Voedselbos Expert Cursus 2023 (2): Voedselbos Okkerheide in Leiden

voedselbos Okkerheide (Leiden)
Daslookpesto en (Japanse) duizendknoopjam
Tim Seegers over reguleren
Plantlaantje

’s Heeren Vruchten, 14 april 2023 – Deel 2 van de tiendaagse Voedselbos Expert Cursus, die startte op 1 april in Vlaardingen en waarvan de tiende cursusdag op 27 oktober in Rotterdam-Kralingen zijn beslag krijgt. Leo en Dick namen op deze vrijdag de honneurs voor ’s Heeren Vruchten waar. Ook nu waren Leo en Dick de eersten, maar iets minder eerder dan de vorige keer.

De ochtend-/theoriesessie
Net zoals in Vlaardingen ligt dit voedselbos naast een spoorlijn. Door initiatiefnemer (en gastheer) Tim Seegers is in 2016 gestart met het peilen van de behoefte en meningen in de naaste omgeving. Om zodoende voldoende draagvlak te krijgen teneinde zijn plannen handen en voeten te geven. Ooit was dit gebiedje van 2.500 m² een hondenuitlaatveld, dus alleen enkele hondenbezitters waren het niet eens met zijn initiatief. Door Tim’s uitgebreide buurtonderzoek werd meteen ook duidelijk dat er mensen waren die zich wilden inzetten voor een voedselbos. Zo werd Okkerheide in 2017 officieel geopend als eerste voedselbos in Leiden. Hij kreeg, van de zich zeer coöperatief opstellende gemeente, een beheerscontract voor 5 jaar, dat in 2022 is omgezet in een contract voor onbepaalde tijd.
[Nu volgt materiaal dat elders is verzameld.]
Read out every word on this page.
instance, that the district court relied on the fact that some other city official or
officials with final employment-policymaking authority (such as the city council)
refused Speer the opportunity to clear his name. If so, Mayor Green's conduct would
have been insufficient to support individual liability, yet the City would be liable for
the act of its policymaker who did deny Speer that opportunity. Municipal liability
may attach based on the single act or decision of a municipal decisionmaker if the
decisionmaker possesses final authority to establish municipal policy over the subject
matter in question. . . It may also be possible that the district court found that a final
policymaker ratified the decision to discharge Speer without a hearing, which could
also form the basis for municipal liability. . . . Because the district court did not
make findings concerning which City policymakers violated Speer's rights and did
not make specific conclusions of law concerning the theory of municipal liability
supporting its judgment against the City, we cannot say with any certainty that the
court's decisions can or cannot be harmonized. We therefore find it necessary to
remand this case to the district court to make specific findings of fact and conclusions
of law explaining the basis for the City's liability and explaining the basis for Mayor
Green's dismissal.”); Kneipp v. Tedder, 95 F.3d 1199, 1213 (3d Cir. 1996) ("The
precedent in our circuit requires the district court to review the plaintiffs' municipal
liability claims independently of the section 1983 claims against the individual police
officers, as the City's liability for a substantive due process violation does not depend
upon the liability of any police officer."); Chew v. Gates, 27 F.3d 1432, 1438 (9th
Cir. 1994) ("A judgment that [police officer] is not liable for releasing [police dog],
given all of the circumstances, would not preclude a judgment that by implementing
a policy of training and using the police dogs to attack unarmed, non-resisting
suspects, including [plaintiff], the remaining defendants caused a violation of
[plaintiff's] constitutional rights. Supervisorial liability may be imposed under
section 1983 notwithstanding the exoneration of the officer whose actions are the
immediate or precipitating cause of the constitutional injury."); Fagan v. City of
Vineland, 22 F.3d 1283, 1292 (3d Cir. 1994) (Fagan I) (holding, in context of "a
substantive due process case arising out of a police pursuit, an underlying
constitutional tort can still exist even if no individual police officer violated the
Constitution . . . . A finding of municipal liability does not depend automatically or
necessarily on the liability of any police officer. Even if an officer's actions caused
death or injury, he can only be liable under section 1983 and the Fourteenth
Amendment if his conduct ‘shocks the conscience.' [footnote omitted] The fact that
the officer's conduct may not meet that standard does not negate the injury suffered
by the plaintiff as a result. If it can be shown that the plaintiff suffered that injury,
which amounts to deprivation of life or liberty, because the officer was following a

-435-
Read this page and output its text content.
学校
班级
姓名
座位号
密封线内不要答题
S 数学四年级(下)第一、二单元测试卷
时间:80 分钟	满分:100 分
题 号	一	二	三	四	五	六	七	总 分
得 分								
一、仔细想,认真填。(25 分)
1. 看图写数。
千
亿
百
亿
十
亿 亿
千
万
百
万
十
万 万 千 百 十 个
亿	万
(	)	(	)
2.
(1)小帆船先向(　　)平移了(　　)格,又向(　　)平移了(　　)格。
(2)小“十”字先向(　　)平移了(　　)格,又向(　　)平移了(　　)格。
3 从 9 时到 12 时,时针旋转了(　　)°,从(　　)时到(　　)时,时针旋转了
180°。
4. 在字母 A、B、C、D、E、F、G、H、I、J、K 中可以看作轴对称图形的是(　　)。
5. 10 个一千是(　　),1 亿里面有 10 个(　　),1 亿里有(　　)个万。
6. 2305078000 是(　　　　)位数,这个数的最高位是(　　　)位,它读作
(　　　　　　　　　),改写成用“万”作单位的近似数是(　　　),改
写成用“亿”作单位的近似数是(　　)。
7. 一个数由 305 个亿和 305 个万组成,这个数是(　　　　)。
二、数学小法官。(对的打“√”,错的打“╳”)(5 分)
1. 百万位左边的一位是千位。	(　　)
Belangrijk voor een dergelijk openbaar stadsvoedselbos is de betrokkenheid van de buurtbewoners, want zo krijg je draagvlak voor het creëren en in stand houden van zo’n wijk gebonden samenwerkingsvorm. Elke eerste zondag van de maand zijn er werk- en oogstochtenden, waarbij soms meer dan 30 personen zich melden (te veel voor te weinig werk). Dat naast de vaste kern van ongeveer 15 vrijwilligers. Ze organiseren plantacties voor kinderen van 7 tot 14 jaar, de jonge voedselboswachtersclub, waar je voor € 30,00 per jaar lid van kan worden (er is zelfs een wachtlijst).

De middag-/praktijksessie
Voor de lunch moesten wij het terrein verlaten – de theoriesessie vond gewoon buiten plaats – op stukken boomstam en een tafeltje met koffie/thee en een soort cup cakejes. We moesten ongeveer een kwartiertje lopen dwars door een ‘bloemkool’-wijk (à la de Haagse Beemden in Breda) naar de lunchlocatie. In een mooi opgezet buurthuis-complex kregen we naast de doorsnee zaken ook brood gebakken met eikelmeel, daslookpesto en (Japanse)duizendknoopjam. Terug in de kwart hectare begon het praktijkdeel.

Syntropische landbouw
Leo en Dick hadden zich bij aankomst al verwonderd over de grote hoeveelheid en dicht op elkaar geplante bomen, stuiken en andere gewassen. Tim bleek, in tegenstelling tot bijvoorbeeld voedselbospionier en -goeroe Wouter van Eck, het voedselbos niet zomaar zijn gang te laten gaan. Hij gaat uit van subtropic farming, een beheervorm waarvoor hij bij de Oostenrijker Ernst Götsch in de leer is gegaan. Die ‘predikt’ niet het 7 lagen principe, maar kijkt meer naar hoe je soorten met eenzelfde lichtbehoefte bij elkaar zet. Die soorten kunnen dan best verschillende levenscycli hebben. Zo ‘speelt’ Götsch met de luchtvochtigheid en luwte die bomen en struiken wel of juist niet nodig hebben in een bepaalde levensfase. Syntropische landbouw *) wordt dit wel genoemd. Als voorbeeld noemde Tim het koppelen van een knoptaxus, die langzaam groeit, aan een duindoorn, die juist snel groeit. Oftewel zoek de ideale (groei)partners bij elkaar voor een optimale samenwerking en symbiose. Met die filosofie zijn plagen en ziektes in feite systeem correcties. Zo laat men in Kazachstan, waar van oorsprong de appel vandaan komt, sommige bomen groeien in bergachtige omgevingen waar meer ochtendzon is, en andere soorten daar waar juist middag- en avondzon het meeste licht verschaft. Wanneer je een Amerikaanse vlier bij een Europese variant zet, creëer je een combi waarbij je langer bloemen ‘hebt’, doordat de Amerikaanse vlier eerder bloeit dan zijn Europese neef.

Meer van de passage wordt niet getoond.